La christianisation débute en Limousin dès le IIIe siècle. Le diocèse prend les limites de la cité des Lémovices et Limoges devient son chef-lieu. Du VIIe siècle au Xe siècle un réseau paroissial important se constitue. La période mérovingienne voit apparaître quelques ermites qui aident les évêques dans leur mission évangélique. Le culte rendu à ces hommes après leur mort entraîne le développement de communautés autour de leurs tombeaux, comme ce fut le cas à Saint-Léonard, Saint-Yrieix, et Eymoutiers.

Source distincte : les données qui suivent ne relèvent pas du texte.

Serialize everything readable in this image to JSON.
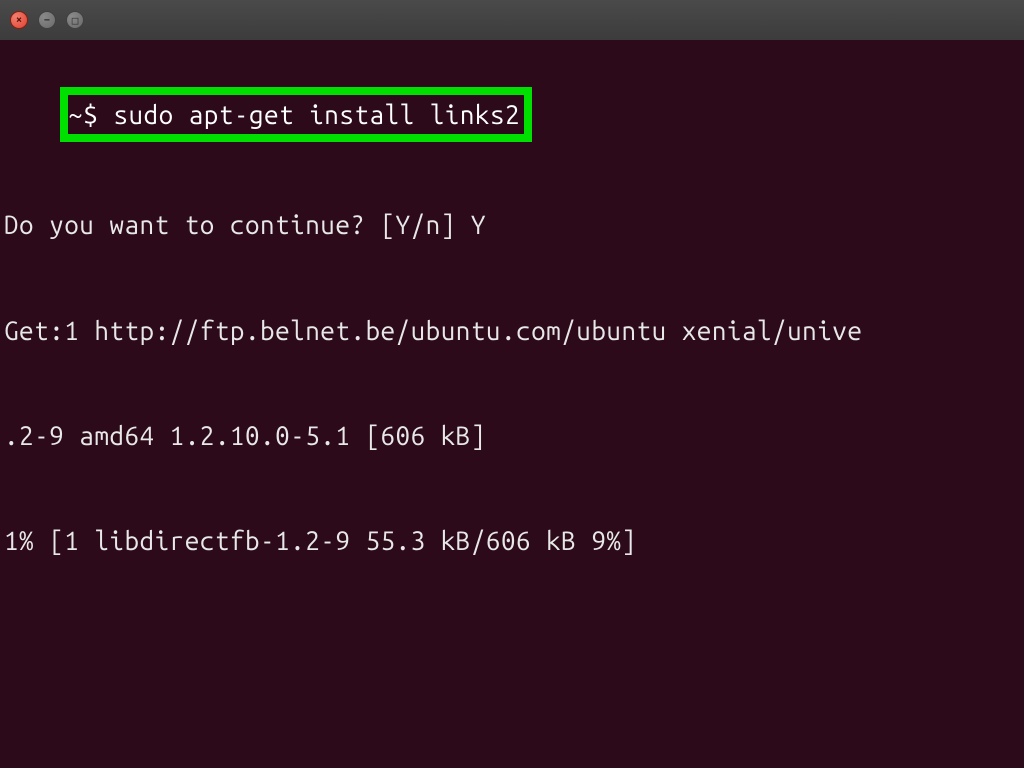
{
  "titlebar": {
    "close_symbol": "×",
    "minimize_symbol": "−",
    "maximize_symbol": "□"
  },
  "terminal": {
    "prompt": "~$ ",
    "command": "sudo apt-get install links2",
    "lines": {
      "l1": "Do you want to continue? [Y/n] Y",
      "l2": "Get:1 http://ftp.belnet.be/ubuntu.com/ubuntu xenial/unive",
      "l3": ".2-9 amd64 1.2.10.0-5.1 [606 kB]",
      "l4": "1% [1 libdirectfb-1.2-9 55.3 kB/606 kB 9%]"
    }
  },
  "colors": {
    "highlight_border": "#00e000",
    "terminal_bg": "#2c0a1a",
    "close_btn": "#e04030"
  }
}
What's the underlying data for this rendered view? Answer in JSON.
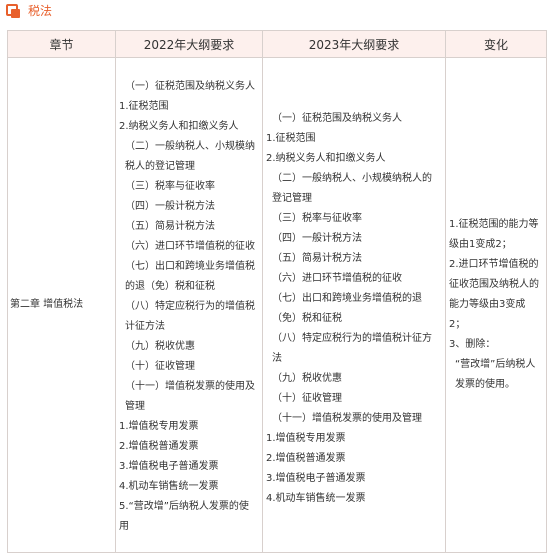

D'autres communautés apparaissent ensuite et deviennent rapidement des pôles religieux et culturels importants. Parmi les plus notables citons : Solignac en 632 fondée par Eloi, Saint Martial érigée en 848 avec l'appui de Charles le Chauve, les carolingiens soutenant activement l'essor du monachisme. En 994, les reliques de Saint Martial sont exposées à la vénération des fidèles pour que cesse le « mal des ardents », les premières ostensions limousines sont nées ! Limoges est un grand centre d'art et de culture en occident, dès le Xe siècle, Saint Martial jouit d'une grande renommée dans le domaine de la musique, des arts du feu et de la décoration des manuscrits, puis de l'orfèvrerie émaillée au XIIe siècle.
En 1031 Saint Martial est reconnu apôtre du Christ, l'abbaye possède alors un énorme patrimoine avec plus de quatre-vingt prieurés. A noter aussi la réussite de la Communauté de Grandmont fondée par les disciples d'Etienne de Muret, ermite mort en 1124. Soutenu par les Plantagenêt leur patrimoine comprendra jusqu'à cent cinquante maison vers 1300. Ces monastères sont de véritables acteurs de l'aménagement du territoire, et des innovateurs en matière agricole. L'importance des patrimoines édifiés par les établissements religieux suscite les convoitises des seigneurs temporels. Bien des monastères limousins sont contraints de traiter avec les Grands comme ce fut le cas de l'abbaye Saint Martial de Limoges vis-à-vis des vicomtes de Limoges et aussi de l'abbaye de Grandmont avec les Plantagenêt.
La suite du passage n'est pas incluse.